Canales, Carlos / Del Rey, Miguel
Todos los conflictos bélicos, aunque quede oculto por el brillo de las «heroicas» batallas, se producen por causas económicas. La Segunda Guerra Mundial no es una excepción. No las hay.
Durante los años 20 del pasado siglo, la prosperidad había favorecido un aumento demográfico. La crisis del 29 hacía muy difícil mantener a toda esa población, lo que propició tanto en Alemania como en Japón, amparados en su superioridad industrial, que se difundieran ideologías de tipo nacionalista que justificaban la supremacía racial de unos países sobre otros de su entorno, para poder sobrevivir.
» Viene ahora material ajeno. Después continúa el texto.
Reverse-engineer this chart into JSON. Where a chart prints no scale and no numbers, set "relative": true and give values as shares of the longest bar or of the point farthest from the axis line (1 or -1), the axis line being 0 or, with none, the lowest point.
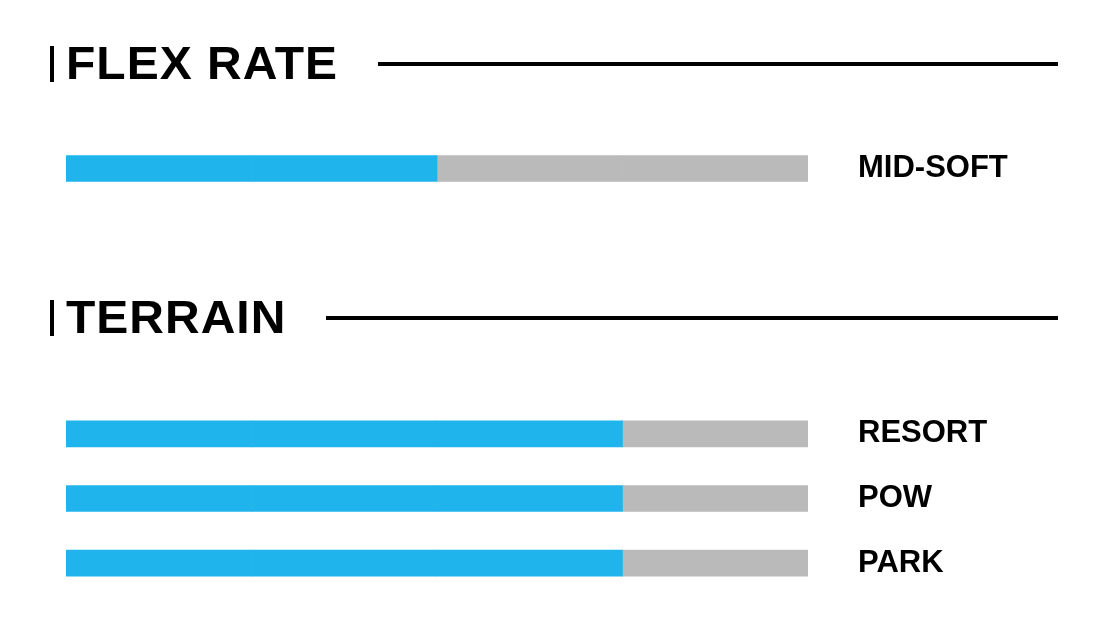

Hasta ahí, el planteamiento no era distinto del que se había hecho la humanidad durante veinte siglos. Las diferencias aparecieron cuando el Nacionalsocialismo optó por el crimen para poderlo llevar a cabo. Y no porque sus dirigentes tuvieran mentes preclaras destinadas a gobernar el mundo, todo lo contrario. Porque eran tan simples, que lo único que se les ocurrió para quedarse con todo lo robado fue matar a sus dueños.
Aseguramos una visión diferente a la guerra, hagámoslo desde el principio: los aliados no derrotaron a los ejércitos del Reich gracias a los estadounidenses que desembarcaron en Normandía como salvadores del mundo —aunque nos hayan convencido de ello machaconamente durante la posguerra—, sino gracias al esfuerzo sobrehumano de la Unión Soviética. La auténtica vencedora.